The policy also places restrictions on the expansion of liquor retail and manufacturing infrastructure. No new country liquor shops or manufacturing units will be permitted in the state for the next three years. Additionally, opening of liquor shops in rural areas has been prohibited.
However, exemptions have been granted to three-star and above hotels and clubs located in industrial zones. The government has also barred the establishment of liquor outlets near sensitive religious locations, including the vicinity of the Shri Jagannath Temple and Puri’s Grand Road (Bada Danda). Home delivery of liquor will also not be allowed in such areas.
Among other changes, application fees for excise licences have been increased by 10 per cent, while annual licence fees will see a hike ranging between 10 and 20 per cent.
In a structural reform, the government has replaced the existing Minimum Guaranteed Quantity (MGQ) system with a Minimum Guaranteed Excise Duty Revenue (MGER) model. The shift is aimed at ensuring steady revenue generation while reducing pressure on traders to boost liquor sales through heavy discounting.
To strengthen regulation and transparency, a ‘Track and Trace’ system will be introduced to monitor the movement of Extra Neutral Alcohol (ENA) and track liquor bottles from production to retail points.
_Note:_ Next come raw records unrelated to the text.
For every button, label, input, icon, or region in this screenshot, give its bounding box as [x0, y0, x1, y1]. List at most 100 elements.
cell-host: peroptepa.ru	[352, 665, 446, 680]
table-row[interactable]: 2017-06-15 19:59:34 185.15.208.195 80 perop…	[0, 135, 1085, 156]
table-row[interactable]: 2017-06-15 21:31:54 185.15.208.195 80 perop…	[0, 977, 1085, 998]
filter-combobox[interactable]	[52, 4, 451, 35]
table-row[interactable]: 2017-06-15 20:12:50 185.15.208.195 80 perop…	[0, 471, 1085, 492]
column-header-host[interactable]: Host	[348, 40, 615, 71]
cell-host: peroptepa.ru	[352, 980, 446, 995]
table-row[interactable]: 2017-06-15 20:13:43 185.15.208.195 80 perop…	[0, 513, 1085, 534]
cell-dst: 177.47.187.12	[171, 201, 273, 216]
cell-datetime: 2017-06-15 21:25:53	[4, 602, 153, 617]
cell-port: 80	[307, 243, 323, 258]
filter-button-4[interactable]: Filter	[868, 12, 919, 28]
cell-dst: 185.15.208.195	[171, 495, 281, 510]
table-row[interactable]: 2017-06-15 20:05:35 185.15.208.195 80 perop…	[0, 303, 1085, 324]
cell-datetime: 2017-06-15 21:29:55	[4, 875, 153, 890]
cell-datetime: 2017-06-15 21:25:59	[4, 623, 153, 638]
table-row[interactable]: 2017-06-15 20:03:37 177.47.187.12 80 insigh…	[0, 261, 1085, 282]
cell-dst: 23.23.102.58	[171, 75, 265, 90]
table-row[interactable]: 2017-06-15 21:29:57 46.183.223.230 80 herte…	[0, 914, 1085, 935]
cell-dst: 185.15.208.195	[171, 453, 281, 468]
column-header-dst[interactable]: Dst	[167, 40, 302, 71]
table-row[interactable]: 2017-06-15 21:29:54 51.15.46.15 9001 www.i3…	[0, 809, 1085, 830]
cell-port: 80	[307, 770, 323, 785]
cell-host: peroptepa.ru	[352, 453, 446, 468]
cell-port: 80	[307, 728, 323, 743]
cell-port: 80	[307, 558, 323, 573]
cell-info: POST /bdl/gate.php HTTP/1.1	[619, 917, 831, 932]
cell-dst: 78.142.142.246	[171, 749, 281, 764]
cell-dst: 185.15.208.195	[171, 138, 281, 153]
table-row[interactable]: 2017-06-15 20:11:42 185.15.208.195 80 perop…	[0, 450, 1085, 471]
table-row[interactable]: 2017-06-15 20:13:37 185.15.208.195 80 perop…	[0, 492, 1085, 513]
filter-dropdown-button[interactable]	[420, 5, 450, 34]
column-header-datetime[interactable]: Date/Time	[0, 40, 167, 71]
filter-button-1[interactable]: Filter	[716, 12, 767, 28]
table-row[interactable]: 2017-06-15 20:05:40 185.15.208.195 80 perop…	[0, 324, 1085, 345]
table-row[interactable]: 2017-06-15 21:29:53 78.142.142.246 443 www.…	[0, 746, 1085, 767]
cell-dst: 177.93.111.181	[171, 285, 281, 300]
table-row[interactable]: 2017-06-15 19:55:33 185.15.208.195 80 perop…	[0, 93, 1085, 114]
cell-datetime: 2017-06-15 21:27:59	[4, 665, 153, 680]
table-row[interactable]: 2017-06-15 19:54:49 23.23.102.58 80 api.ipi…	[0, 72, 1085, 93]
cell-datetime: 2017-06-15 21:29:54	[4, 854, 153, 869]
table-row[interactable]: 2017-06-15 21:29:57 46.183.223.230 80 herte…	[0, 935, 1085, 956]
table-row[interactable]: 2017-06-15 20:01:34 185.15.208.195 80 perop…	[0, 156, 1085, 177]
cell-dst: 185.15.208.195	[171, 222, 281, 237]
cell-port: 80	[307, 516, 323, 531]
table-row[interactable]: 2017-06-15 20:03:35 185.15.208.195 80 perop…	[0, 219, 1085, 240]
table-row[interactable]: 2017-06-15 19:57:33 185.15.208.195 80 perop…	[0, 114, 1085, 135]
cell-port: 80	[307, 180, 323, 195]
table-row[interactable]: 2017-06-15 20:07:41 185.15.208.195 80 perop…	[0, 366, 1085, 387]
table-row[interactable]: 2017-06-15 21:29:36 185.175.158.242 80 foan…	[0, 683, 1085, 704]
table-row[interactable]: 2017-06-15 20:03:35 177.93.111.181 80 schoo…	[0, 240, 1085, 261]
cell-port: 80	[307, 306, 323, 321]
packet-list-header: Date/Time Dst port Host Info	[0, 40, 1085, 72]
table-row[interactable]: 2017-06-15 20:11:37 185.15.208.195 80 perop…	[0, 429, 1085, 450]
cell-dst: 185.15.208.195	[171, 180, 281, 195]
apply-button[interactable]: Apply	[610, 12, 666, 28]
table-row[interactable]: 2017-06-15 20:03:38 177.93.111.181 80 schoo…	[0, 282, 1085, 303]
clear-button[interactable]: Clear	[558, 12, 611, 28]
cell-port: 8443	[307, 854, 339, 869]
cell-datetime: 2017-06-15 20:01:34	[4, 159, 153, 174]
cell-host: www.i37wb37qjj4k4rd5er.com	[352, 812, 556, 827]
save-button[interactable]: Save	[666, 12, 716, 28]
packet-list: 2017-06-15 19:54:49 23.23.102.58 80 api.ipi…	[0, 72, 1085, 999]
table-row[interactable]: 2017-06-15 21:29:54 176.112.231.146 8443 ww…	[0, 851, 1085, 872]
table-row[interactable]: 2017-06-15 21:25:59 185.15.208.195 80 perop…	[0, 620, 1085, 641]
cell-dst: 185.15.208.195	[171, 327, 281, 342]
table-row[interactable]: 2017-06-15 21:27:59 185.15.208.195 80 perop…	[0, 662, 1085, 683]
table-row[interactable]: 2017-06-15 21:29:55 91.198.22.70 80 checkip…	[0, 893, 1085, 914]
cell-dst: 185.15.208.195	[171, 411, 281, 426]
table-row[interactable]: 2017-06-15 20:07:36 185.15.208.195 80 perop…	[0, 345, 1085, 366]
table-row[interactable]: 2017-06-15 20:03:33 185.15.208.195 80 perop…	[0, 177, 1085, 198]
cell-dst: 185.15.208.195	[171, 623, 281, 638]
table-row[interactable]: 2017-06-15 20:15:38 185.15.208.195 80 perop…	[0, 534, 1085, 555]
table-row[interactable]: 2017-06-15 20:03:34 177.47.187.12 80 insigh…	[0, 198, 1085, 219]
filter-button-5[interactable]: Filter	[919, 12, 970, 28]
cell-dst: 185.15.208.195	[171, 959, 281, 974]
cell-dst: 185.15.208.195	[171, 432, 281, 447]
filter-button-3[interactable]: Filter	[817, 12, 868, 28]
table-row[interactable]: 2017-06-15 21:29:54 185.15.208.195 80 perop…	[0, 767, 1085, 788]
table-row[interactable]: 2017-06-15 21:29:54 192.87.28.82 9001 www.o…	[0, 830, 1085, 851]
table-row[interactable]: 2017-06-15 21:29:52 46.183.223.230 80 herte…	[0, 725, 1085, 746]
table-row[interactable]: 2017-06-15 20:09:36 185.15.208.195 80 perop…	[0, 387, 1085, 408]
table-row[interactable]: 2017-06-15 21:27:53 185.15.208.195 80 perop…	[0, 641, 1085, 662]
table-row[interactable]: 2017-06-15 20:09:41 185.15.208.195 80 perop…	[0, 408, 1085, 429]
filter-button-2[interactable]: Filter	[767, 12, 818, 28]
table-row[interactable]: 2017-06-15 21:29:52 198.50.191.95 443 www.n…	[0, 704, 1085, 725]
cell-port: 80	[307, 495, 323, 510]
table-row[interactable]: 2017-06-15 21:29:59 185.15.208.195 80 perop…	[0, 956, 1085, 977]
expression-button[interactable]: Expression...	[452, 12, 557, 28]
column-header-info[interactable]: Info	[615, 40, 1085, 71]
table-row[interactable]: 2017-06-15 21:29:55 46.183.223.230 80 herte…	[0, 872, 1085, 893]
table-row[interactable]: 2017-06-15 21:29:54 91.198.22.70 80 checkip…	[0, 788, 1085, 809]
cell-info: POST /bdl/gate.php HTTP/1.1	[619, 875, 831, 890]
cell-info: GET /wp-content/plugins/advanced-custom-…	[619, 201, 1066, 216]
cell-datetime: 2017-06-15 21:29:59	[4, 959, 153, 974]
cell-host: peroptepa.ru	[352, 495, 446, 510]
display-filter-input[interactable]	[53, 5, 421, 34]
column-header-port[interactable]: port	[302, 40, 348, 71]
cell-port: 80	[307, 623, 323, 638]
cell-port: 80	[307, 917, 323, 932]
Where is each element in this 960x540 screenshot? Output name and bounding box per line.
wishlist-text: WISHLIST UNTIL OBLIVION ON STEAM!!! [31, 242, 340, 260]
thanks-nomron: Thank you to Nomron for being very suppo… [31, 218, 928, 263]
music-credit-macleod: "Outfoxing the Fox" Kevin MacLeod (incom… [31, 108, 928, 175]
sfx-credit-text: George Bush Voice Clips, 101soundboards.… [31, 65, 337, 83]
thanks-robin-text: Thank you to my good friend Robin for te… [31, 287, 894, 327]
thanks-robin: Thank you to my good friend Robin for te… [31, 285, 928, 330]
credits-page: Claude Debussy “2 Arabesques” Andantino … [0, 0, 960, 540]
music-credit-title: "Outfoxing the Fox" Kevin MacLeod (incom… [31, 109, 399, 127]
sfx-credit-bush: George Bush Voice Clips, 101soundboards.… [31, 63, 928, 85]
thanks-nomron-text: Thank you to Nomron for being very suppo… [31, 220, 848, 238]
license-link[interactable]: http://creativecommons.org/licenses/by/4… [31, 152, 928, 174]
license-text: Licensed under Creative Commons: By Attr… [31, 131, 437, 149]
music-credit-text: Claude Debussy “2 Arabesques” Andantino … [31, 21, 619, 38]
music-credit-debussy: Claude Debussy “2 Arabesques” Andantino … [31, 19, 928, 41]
All manufacturing units and retail outlets will be brought under CCTV surveillance, with live feeds accessible to the Excise Commissioner’s office and district authorities.
Further, out-still (OS) units have been directed to modernise operations, improve packaging standards, and install enhanced quality control mechanisms.
The government maintains that the revised policy aims to balance revenue generation with public health concerns, while tightening regulatory oversight of the liquor trade in the state.